How Sustainability Is Improving The Operation Of Infrastructure

Environment, Social, Economic, Governance: the 4 pillars that make up the quadruple bottom line of sustainability. This can be translated to the management of impacts on and the enhancement of:

  • Environment: flora, fauna, air, water, land
  • Social: community, stakeholders, heritage, workforce, supply chain
  • Economic: financial sustainability, budgets, materials lifecycles, maintenance cycles
  • Governance: asset maturity, risk and opportunity management, climate change adaptation, resilience

Another way of defining sustainability in asset management is “good business practice”. In many ways several of the aspects that are listed above are incorporated under different guises within a well-managed asset. The pathway from a well-managed asset to a sustainably managed asset is to take a holistic approach over the forecast useful life.

Sustainability has been viewed as an add-on or additional requirement to existing asset management systems. However, where the 4 pillars of sustainability are integrated into management systems and elevated alongside key business drivers, it is no longer an “extra”, but an essential. A sharpened focus and key sustainability commitments can generate organisational change and build a sustainability culture across complex large scale network environments. A rating system that evaluates the sustainability of infrastructure operations can provide a useful framework to achieve this.

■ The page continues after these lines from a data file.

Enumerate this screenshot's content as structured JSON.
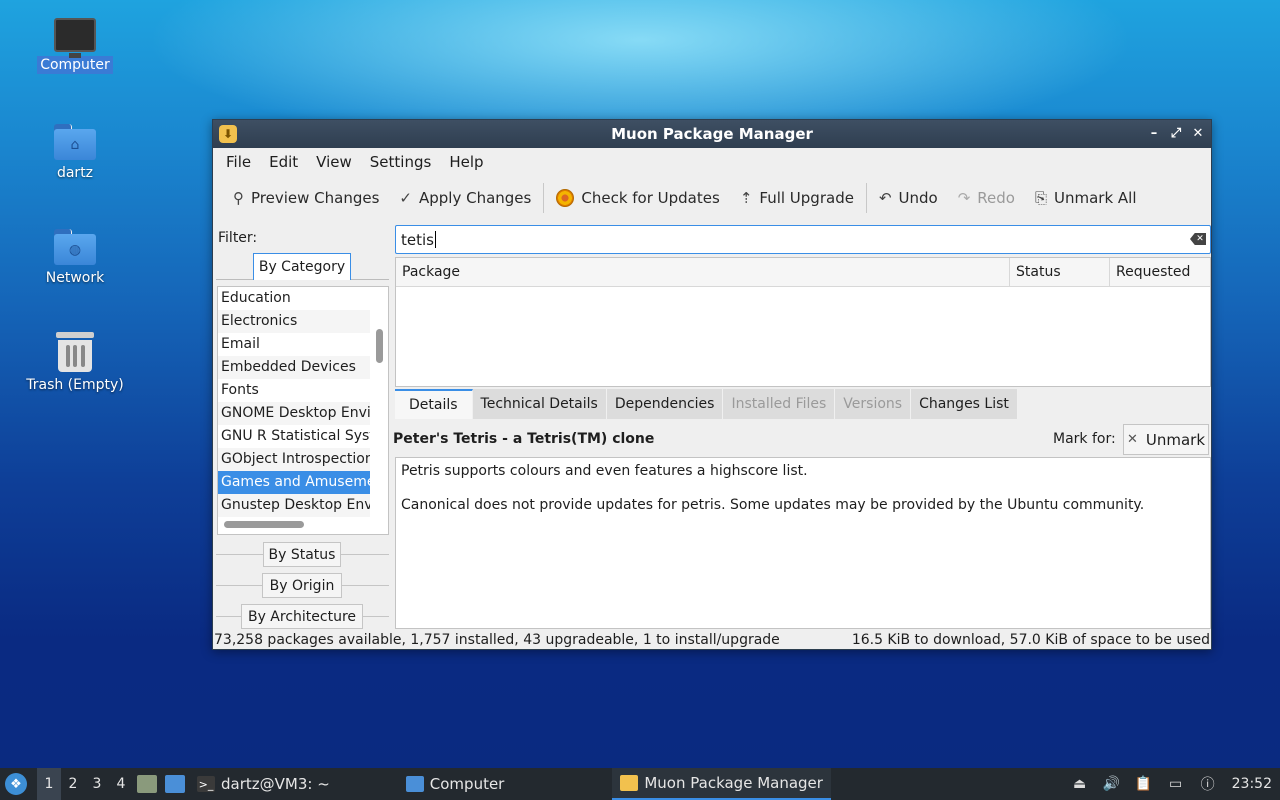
{
  "desktop": {
    "icons": [
      {
        "label": "Computer"
      },
      {
        "label": "dartz"
      },
      {
        "label": "Network"
      },
      {
        "label": "Trash (Empty)"
      }
    ]
  },
  "window": {
    "title": "Muon Package Manager",
    "menu": [
      "File",
      "Edit",
      "View",
      "Settings",
      "Help"
    ],
    "toolbar": {
      "preview": "Preview Changes",
      "apply": "Apply Changes",
      "check": "Check for Updates",
      "upgrade": "Full Upgrade",
      "undo": "Undo",
      "redo": "Redo",
      "unmark_all": "Unmark All"
    },
    "filter": {
      "label": "Filter:",
      "by_category": "By Category",
      "categories": [
        "Education",
        "Electronics",
        "Email",
        "Embedded Devices",
        "Fonts",
        "GNOME Desktop Envi",
        "GNU R Statistical Syst",
        "GObject Introspection",
        "Games and Amuseme",
        "Gnustep Desktop Envi"
      ],
      "selected_category": "Games and Amuseme",
      "by_status": "By Status",
      "by_origin": "By Origin",
      "by_architecture": "By Architecture"
    },
    "search": {
      "value": "tetis"
    },
    "table": {
      "columns": [
        "Package",
        "Status",
        "Requested"
      ]
    },
    "tabs": {
      "details": "Details",
      "technical": "Technical Details",
      "dependencies": "Dependencies",
      "installed_files": "Installed Files",
      "versions": "Versions",
      "changes": "Changes List"
    },
    "details": {
      "title": "Peter's Tetris - a Tetris(TM) clone",
      "mark_for": "Mark for:",
      "unmark": "Unmark",
      "desc1": "Petris supports colours and even features a highscore list.",
      "desc2": "Canonical does not provide updates for petris. Some updates may be provided by the Ubuntu community."
    },
    "status": {
      "left": "73,258 packages available, 1,757 installed, 43 upgradeable, 1 to install/upgrade",
      "right": "16.5 KiB to download, 57.0 KiB of space to be used"
    }
  },
  "taskbar": {
    "workspaces": [
      "1",
      "2",
      "3",
      "4"
    ],
    "tasks": {
      "terminal": "dartz@VM3: ~",
      "computer": "Computer",
      "muon": "Muon Package Manager"
    },
    "clock": "23:52"
  }
}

A sustainability framework provides useful guidance to an infrastructure operator on what “good business practice” looks like, and allows for the quick identification of gaps across the 4 pillars of sustainability. This broadens the scope of opportunities and initiatives to address longer term and interrelated risks, and demonstrates how local work efforts can contribute to a company’s sustainability goals. In addition to better risk and opportunities management, a quadruple bottom line integrated system will ensure that service provision can be maintained and efficiently improved. In some cases, this can be done through improved stakeholder and community engagement.

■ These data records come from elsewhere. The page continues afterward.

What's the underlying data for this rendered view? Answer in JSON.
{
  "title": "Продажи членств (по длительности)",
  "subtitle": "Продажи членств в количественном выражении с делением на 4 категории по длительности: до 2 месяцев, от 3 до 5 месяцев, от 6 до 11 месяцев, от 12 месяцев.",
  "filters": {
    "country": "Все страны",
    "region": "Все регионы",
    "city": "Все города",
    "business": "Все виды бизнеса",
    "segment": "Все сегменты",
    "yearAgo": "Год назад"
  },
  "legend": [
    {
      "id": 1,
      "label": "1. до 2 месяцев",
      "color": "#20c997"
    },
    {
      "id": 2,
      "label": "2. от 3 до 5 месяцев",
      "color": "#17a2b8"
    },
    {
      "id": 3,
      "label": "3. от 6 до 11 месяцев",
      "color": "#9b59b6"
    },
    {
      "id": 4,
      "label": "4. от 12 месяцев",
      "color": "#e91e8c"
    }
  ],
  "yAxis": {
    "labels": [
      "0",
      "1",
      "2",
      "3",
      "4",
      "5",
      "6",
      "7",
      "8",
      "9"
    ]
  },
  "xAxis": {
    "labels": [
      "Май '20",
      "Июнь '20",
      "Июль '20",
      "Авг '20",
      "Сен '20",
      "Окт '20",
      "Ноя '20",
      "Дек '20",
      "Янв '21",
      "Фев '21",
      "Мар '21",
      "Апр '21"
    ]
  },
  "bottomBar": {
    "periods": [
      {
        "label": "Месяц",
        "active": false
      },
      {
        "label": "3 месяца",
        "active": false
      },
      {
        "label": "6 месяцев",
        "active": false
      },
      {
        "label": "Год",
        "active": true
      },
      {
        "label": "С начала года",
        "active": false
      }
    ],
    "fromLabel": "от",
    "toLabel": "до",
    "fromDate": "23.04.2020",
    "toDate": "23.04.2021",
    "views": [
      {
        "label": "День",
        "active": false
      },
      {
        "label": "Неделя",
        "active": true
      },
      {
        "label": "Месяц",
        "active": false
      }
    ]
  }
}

At a practical level, understanding your steel, asphalt, concrete and other material uses for periodic renewal programs would allow planning for more robust materials to lower maintenance requirements, improve wear and tear/vehicle fleet emissions and impacts on the nearby community. Monitoring and measuring of water, energy and waste forms the foundation of resource management, and provides a platform implementing practical reduction opportunities.

The Infrastructure Sustainability Council of Australia (ISCA) is a member-based not-for-profit industry council. ISCA is the peak industry body for advancing sustainability outcomes in infrastructure. 

ISCA advances sustainability outcomes in infrastructure is through the development and facilitation of the Infrastructure Sustainability (IS) rating scheme. The IS rating scheme is an industry-compiled voluntary sustainability performance rating scheme evaluating planning, design, construction and operation of all infrastructure asset classes beyond regulatory standards.

The IS rating scheme for Operations is the first scheme in the world to measure the sustainability performance of infrastructure operations and maintenance. This framework facilitates the integration of sustainability into existing systems and assists in the development of a pathway to continuous development.

ISCA is currently working with a number of organisations, including Transurban, Metro Trains Melbourne and Downer to assess the sustainability performance of their assets and networks. This sustainability framework intends to assist asset and network operators to drive better outcomes across the quadruple bottom line and contribute to thriving communities.